In response to the magnitude of workplace dangers and health threats, in 1970 the Centers for Disease Prevention and Control (CDC) spun off NIOSH: the National Institute for Occupational Safety and Health. NIOSH conducts research and recommends ways to prevent work-related injuries and illness. Wearable tech focused on reducing workplace injuries range from Snickers Workwear that senses temperature, noise level, and knee impact on the job to the Spire wearable that tracks worker stress levels to head off injury before it occurs.

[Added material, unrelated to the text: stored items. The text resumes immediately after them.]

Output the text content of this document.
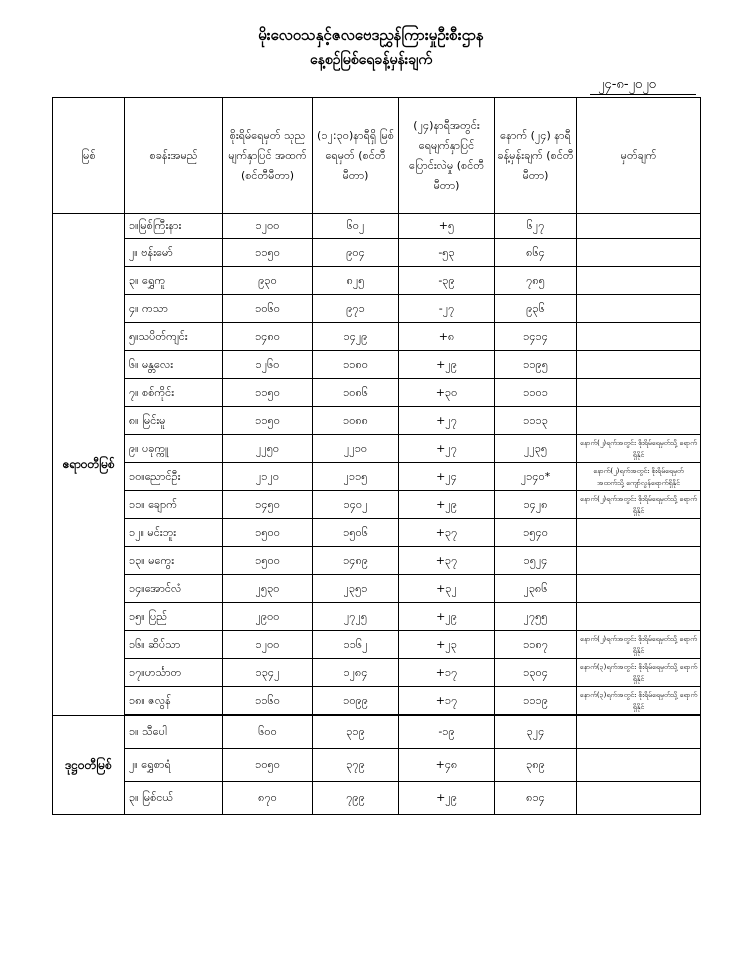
မိုးလေဝသနှင့်ဇလဗေဒညွှန်ကြားမှုဦးစီးဌာန
နေ့စဉ်မြစ်ရေခန့်မှန်းချက်
၂၄-၈-၂၀၂၀
မြစ်	စခန်းအမည်	စိုးရိမ်ရေမှတ် သုညမျက်နှာပြင် အထက် (စင်တီမီတာ)	(၁၂:၃၀)နာရီရှိ မြစ်ရေမှတ် (စင်တီမီတာ)	(၂၄)နာရီအတွင်း ရေမျက်နှာပြင် ပြောင်းလဲမှု (စင်တီမီတာ)	နောက် (၂၄) နာရီ ခန့်မှန်းချက် (စင်တီမီတာ)	မှတ်ချက်
ဧရာဝတီမြစ်	၁။မြစ်ကြီးနား	၁၂၀၀	၆၀၂	+၅	၆၂၇	
	၂။ ဗန်းမော်	၁၁၅၀	၉၀၄	-၅၃	၈၆၄	
	၃။ ရွှေကူ	၉၃၀	၈၂၅	-၃၉	၇၈၅	
	၄။ ကသာ	၁၀၆၀	၉၇၁	-၂၇	၉၃၆	
	၅။သပိတ်ကျင်း	၁၄၈၀	၁၄၂၉	+၈	၁၄၁၄	
	၆။ မန္တလေး	၁၂၆၀	၁၁၈၀	+၂၉	၁၁၉၅	
	၇။ စစ်ကိုင်း	၁၁၅၀	၁၀၈၆	+၃၀	၁၁၀၁	
	၈။ မြင်းမူ	၁၁၅၀	၁၀၈၈	+၂၇	၁၁၁၃	
	၉။ ပခုက္ကူ	၂၂၅၀	၂၂၁၀	+၂၇	၂၂၃၅	နောက်(၂)ရက်အတွင်း စိုးရိမ်ရေမှတ်သို့ ရောက်ရှိနိုင်
	၁၀။ညောင်ဦး	၂၁၂၀	၂၁၁၅	+၂၄	၂၁၄၀*	နောက်(၂)ရက်အတွင်း စိုးရိမ်ရေမှတ် အထက်သို့ ကျော်လွန်ရောက်ရှိနိုင်
	၁၁။ ချောက်	၁၄၅၀	၁၄၀၂	+၂၉	၁၄၂၈	နောက်(၂)ရက်အတွင်း စိုးရိမ်ရေမှတ်သို့ ရောက်ရှိနိုင်
	၁၂။ မင်းဘူး	၁၅၀၀	၁၅၀၆	+၃၇	၁၅၄၀	
	၁၃။ မကွေး	၁၅၀၀	၁၄၈၉	+၃၇	၁၅၂၄	
	၁၄။အောင်လံ	၂၅၃၀	၂၃၅၁	+၃၂	၂၃၈၆	
	၁၅။ ပြည်	၂၉၀၀	၂၇၂၅	+၂၉	၂၇၅၅	
	၁၆။ ဆိပ်သာ	၁၂၀၀	၁၁၆၂	+၂၃	၁၁၈၇	နောက်(၂)ရက်အတွင်း စိုးရိမ်ရေမှတ်သို့ ရောက်ရှိနိုင်
	၁၇။ဟင်္သာတ	၁၃၄၂	၁၂၈၄	+၁၇	၁၃၀၄	နောက်(၃)ရက်အတွင်း စိုးရိမ်ရေမှတ်သို့ ရောက်ရှိနိုင်
	၁၈။ ဇလွန်	၁၁၆၀	၁၀၉၉	+၁၇	၁၁၁၉	နောက်(၃)ရက်အတွင်း စိုးရိမ်ရေမှတ်သို့ ရောက်ရှိနိုင်
ဒုဋ္ဌဝတီမြစ်	၁။ သီပေါ	၆၀၀	၃၁၉	-၁၉	၃၂၄	
	၂။ ရွှေစာရံ	၁၀၅၀	၃၇၉	+၄၈	၃၈၉	
	၃။ မြစ်ငယ်	၈၇၀	၇၉၉	+၂၉	၈၁၄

At CES 2017 DAQRI introduced the Smart Helmet, an augmented reality (AR) wearable designed to improve workplace efficiency, productivity, and safety. DAQRI reduced the form factor, and now the company’s Smart Glasses serve the same functions as the helmet. With DAQRI Smart Glasses, AR can highlight dangerous areas or machinery and can signal threatening conditions. For example, it can warn a worker about a slippery floor, dangerous temperatures, or a hot electrical circuit. By accessing reference, instructional, or procedural material via the glasses, workers can keep their hands free to perform tasks in the right order to complete a given job correctly and safely. Integrated sensors can also monitor and report workers’ vital signs to central monitoring stations where supervising employees can respond to alerts or indicators that show when a field worker is too tired, stressed, or distracted to continue safely. Integrated two-way communications not only enable a worker to ask for information, but also give supervisors the capability to send workers advice, suggestions, or orders.
Sensors, wireless connectivity, and augmented reality working in concert have great potential for improved productivity and well as increased workplace safety.